Warum die „Zauberkiste“ in Garbecks Schule mehr Platz hat

Spielen ist wichtig in der Kinderbetreuung der „Zauberkiste“.

Spielen ist wichtig in der Kinderbetreuung der „Zauberkiste“.

Foto: WP-Archiv

Garbeck.   Mehr Bedarf an Kinderbetreuung: Deshalb braucht die „Zauberkiste“ in Garbecks Schule mehr Platz. Doch die Problemlösung war nicht so einfach.

Dachboden und Dachgeschoss der Grundschule Garbeck können künftig vom Kinderbetreuungsverein „Zauberkiste“ genutzt werden. Das teilte Bürgermeister Hubertus Mühling (CDU) im Haupt- und Finanzausschuss mit.

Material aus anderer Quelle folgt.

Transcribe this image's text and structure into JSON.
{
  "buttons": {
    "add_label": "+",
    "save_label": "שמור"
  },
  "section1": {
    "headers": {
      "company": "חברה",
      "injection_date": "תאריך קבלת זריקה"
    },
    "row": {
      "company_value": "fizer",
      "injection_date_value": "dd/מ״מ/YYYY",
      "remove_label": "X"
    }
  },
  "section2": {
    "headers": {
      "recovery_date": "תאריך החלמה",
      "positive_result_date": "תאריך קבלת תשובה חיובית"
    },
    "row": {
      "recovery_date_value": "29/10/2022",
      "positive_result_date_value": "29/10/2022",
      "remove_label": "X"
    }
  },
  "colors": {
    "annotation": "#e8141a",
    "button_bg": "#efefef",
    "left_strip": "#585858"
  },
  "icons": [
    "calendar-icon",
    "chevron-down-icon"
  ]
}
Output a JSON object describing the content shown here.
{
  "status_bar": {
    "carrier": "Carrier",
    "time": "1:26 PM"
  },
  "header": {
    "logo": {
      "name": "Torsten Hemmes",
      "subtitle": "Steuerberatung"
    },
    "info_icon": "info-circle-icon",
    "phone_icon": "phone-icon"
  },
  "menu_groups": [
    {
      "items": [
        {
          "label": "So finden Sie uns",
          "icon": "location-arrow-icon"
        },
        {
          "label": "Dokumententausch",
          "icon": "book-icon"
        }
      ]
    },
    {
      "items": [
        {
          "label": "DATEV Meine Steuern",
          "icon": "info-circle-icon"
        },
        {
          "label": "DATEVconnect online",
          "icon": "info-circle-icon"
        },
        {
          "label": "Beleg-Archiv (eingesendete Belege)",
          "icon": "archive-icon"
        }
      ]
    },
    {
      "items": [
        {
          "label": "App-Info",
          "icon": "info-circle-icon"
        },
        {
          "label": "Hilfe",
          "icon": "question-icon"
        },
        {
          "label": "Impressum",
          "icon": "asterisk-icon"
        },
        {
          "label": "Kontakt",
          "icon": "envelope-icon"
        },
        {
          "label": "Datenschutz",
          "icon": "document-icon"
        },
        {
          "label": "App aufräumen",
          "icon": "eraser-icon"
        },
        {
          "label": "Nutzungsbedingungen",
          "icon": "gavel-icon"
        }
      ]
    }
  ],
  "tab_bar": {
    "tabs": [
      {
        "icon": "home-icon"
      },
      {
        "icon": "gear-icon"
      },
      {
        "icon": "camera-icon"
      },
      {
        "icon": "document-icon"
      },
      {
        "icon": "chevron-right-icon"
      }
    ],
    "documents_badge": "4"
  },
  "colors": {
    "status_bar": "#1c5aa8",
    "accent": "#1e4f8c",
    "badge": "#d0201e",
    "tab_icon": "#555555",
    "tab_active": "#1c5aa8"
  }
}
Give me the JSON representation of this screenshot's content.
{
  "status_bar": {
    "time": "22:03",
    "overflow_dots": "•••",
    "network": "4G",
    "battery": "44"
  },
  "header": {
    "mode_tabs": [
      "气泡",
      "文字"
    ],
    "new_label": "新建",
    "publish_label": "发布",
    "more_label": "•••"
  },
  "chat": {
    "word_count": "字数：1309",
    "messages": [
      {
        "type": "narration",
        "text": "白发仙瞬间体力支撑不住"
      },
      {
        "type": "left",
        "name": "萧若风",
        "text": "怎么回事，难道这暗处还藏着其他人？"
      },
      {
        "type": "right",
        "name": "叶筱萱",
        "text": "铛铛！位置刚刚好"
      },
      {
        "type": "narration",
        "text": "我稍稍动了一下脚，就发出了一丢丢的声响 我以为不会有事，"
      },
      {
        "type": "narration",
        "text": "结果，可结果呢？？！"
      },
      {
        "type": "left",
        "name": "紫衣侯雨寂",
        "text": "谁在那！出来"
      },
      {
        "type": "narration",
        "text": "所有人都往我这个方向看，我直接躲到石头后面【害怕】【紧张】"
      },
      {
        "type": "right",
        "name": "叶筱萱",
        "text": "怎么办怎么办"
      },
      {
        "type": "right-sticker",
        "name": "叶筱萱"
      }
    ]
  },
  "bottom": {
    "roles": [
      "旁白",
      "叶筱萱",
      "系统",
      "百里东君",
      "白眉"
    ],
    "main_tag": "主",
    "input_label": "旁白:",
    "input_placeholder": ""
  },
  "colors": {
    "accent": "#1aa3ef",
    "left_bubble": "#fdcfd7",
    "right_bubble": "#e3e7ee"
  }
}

Bisher wurden die Räume im Altbau der Schule von einer syrischen Familie genutzt. Parteiübergreifend war schon lange klar, dass die „Zauberkiste“ erst dann mehr Platz erhält, wenn die Familie innerhalb von Balve umziehen kann. Das ist inzwischen der Fall. Die Familie wohnt seit dem 1. März in Mellen. Die Stadt hat sich darum gekümmert. Ihr liegt zugleich daran, dass die syrische Familie Anschluss im Dorf findet. Die Chancen stehen gut, wie Mühling sagte: „Die ersten Familien aus Mellen haben sich bereits gemeldet.“

Was die „Zauberkiste“ bietet, wie viel es kostet

Der Verein „Zauberkiste“ organisiert Kinderbetreuung in der Grundschule Garbeck. Die Einrichtung hat von montags bis freitags von 7.45 Uhr bis 16 Uhr geöffnet. Die Betreuung ist in der mittleren Etage des Altbaus untergebracht. Dort können Kinder spielen und bei Bedarf zu Mittag essen. Zudem gibt es Hausaufgabenbetreuung in einem Klassenraum. Eltern können mit Betreuerinnen Abholzeiten individuell absprechen. Die Betreuung hat auch in den ersten drei Wochen der Sommerferien sowie die erste Woche von Herbst- und Osterferien geöffnet. Voraussetzung für die Betreuung eines Kindes ist die Mitgliedschaft im Förderverein der „Zauberkiste“ für 15 Euro pro Jahr. Ein einzelner Betreuungstag kostet drei Euro. Für tägliche Betreuung bis 16 Uhr fallen 45 Euro an. Der Betreuungsbedarf ist zuletzt deutlich gewachsen.